Candidate Experience und Recruitingprozess: Bitte senden Sie uns Ihre aussagefähigen Bewerbungsunterlagen – aber vollständig!

Bei der Konzeption der Karriereseite für einen Kunden ist mir einmal mehr ein Satz aus der gestrigen Welt aufgefallen: „Bitte senden Sie uns Ihre vollständigen, aussagefähigen Bewerbungsunterlagen.“ Ein Satz über den scheinbar nicht mehr nachgedacht wird. Er findet sich stereotyp vermutlich seit vielen Jahrzehnten am Schluss der meisten Stellenanzeigen in Deutschland. Aber es ist ein Satz, der manche Fragen aufwirft. Er entscheidet über die Bewerberfreundlichkeit eines Unternehmens und nicht zuletzt über den Bewerbungsprozess. Und dieser sollte vor der Erstellung einer Karriereseite klar definiert sein.

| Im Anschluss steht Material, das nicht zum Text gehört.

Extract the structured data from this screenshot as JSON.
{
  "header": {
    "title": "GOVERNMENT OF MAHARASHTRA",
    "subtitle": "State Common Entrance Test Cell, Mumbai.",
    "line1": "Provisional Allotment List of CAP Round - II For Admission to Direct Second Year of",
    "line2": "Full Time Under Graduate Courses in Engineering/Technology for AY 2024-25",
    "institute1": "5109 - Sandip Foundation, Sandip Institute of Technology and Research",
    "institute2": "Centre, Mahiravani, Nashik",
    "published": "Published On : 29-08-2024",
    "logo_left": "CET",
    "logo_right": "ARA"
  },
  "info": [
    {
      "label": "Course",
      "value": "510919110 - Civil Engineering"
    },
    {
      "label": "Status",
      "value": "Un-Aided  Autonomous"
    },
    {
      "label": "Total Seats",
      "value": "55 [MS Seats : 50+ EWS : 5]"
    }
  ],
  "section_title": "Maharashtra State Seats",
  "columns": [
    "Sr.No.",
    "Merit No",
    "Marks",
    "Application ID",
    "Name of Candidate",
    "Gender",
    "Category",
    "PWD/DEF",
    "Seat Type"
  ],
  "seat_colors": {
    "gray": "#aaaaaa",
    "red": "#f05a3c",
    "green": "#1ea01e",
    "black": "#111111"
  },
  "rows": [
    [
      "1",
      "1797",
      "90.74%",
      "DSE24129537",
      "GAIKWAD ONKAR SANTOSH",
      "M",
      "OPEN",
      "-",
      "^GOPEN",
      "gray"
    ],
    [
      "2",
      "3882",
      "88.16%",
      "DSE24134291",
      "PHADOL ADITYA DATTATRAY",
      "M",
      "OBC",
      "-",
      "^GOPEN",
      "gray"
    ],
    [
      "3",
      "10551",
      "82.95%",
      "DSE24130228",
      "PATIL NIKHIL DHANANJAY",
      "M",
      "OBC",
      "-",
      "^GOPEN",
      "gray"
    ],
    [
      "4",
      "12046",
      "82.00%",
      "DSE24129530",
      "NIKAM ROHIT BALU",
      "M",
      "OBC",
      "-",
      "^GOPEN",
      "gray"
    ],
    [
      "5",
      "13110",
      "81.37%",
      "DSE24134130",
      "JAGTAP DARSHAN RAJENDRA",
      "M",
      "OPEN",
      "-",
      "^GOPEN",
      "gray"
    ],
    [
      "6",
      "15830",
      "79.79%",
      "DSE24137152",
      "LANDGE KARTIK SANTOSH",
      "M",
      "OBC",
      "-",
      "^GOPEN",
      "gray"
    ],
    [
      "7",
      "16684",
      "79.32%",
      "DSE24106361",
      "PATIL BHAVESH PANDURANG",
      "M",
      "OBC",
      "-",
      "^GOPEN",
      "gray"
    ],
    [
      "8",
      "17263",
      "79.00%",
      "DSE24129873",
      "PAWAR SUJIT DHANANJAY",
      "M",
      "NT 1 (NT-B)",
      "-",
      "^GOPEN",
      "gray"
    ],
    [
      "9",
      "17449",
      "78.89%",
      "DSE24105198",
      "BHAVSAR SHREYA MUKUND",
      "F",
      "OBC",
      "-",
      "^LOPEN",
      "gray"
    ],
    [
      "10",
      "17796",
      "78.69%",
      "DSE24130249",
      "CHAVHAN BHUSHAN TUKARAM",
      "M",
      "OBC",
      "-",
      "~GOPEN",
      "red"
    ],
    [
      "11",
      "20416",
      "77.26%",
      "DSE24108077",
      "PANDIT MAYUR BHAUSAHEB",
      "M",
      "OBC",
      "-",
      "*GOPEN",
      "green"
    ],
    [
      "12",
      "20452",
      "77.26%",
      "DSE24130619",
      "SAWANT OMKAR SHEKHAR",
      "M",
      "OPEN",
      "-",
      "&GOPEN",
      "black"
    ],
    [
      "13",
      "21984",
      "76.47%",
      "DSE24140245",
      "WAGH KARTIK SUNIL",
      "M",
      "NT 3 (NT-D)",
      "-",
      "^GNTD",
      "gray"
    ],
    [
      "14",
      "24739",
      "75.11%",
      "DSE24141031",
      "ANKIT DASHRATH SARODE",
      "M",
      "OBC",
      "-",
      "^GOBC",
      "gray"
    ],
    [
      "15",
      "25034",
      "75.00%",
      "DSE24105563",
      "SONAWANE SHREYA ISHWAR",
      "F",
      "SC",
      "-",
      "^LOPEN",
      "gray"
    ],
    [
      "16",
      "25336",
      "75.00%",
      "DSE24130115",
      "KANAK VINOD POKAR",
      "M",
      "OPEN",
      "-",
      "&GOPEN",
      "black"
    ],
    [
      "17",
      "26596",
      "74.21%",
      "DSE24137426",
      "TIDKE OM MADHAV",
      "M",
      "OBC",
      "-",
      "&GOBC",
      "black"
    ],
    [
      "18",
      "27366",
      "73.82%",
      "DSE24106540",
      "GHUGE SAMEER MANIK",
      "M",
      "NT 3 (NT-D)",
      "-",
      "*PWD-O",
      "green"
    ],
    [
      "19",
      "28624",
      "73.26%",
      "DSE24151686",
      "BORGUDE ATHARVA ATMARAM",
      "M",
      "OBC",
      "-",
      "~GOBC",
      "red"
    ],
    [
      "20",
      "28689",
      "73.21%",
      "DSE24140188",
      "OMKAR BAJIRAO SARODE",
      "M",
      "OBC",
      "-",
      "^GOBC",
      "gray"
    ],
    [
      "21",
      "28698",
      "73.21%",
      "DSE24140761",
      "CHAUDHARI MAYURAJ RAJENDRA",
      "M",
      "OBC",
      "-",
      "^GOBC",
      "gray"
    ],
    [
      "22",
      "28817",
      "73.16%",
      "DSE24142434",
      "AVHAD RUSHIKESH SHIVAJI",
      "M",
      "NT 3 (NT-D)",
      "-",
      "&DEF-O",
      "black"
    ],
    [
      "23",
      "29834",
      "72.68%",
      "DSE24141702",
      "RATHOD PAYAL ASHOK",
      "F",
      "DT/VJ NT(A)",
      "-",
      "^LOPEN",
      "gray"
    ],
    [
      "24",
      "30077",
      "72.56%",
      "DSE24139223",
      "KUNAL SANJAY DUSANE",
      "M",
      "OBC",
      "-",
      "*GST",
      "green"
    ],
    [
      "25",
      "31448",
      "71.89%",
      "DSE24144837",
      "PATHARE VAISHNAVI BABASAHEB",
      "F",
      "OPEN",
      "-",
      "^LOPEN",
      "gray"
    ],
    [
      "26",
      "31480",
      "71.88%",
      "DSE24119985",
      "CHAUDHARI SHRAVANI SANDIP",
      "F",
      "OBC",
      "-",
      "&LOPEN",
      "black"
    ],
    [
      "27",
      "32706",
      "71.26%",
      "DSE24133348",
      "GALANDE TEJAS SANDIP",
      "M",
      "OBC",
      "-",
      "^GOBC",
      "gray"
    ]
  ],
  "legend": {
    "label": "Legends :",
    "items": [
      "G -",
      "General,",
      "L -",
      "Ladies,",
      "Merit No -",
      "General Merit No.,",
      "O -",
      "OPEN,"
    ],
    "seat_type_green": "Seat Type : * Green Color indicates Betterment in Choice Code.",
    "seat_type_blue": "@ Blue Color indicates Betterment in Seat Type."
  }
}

Denn der Bewerbungsprozess wird auf den Karriereseiten an verschiedenen Stellen erklärt, so z.B. in den Bewerbungstipps und ggf. durch einen kleinen Vorspann im Online-Formular. Zudem muss sich das Unternehmen entscheiden, welche Felder es zum Hochladen von Dokumenten anbieten will. Wird eine Karriereseite neu aufgesetzt sollte daher die erste Frage immer lauten: wie kann der bisher praktizierte Recruiting- bzw. Personalauswahl-Prozess effizienter und vor allem bewerberfreundlicher gestaltet werden. Henrik Zaborowski hat sich bereits Ende letzten Jahres, teilweise recht emotional, in einer 4-teiligen Blogserie ausführlich zu Sinn und Unsinn der heutigen Personalauswahl geäußert. Ich beziehe mich hier teilweise auf den 3. Teil seiner Serie – Sinn oder Unsinn der Auswahl von Bewerbern nach vollständigen, aussagefähigen Bewerbungsunterlagen.

Zunächst erklärt kaum ein Unternehmen, was dies konkret bedeutet, es sei denn es hat den Punkt unter Bewerbungstipps auf der Karriereseite aufgegriffen. Was ist denn a) vollständig und b) aussagefähig? Was sind die Erwartungen des Unternehmens? Dies würde manchem Bewerber sicher sehr bei der Erstellung einer Bewerbung helfen. Nun, im Zweifelsfall eben die Bewerbungsmappe, mit allem was das Zeug hergibt, von Anschreiben über Lebenslauf, Photo, Schul- und Ausbildungszeugnisse, Arbeitgeberzeugnisse, Schulungszertifikate und Urkunden (Stop: nicht die von den Bundesjugendspielen). Also alles schön in Klarsichthüllen, in die Bewerbungsmappe und abschicken, denn der Bewerber musste leider feststellen, dass es mit dem Hochladen über das Bewerbungssystem nicht geklappt hat, da gingen nicht mehr als 10 MB (das muss das schöne Photo gewesen sein).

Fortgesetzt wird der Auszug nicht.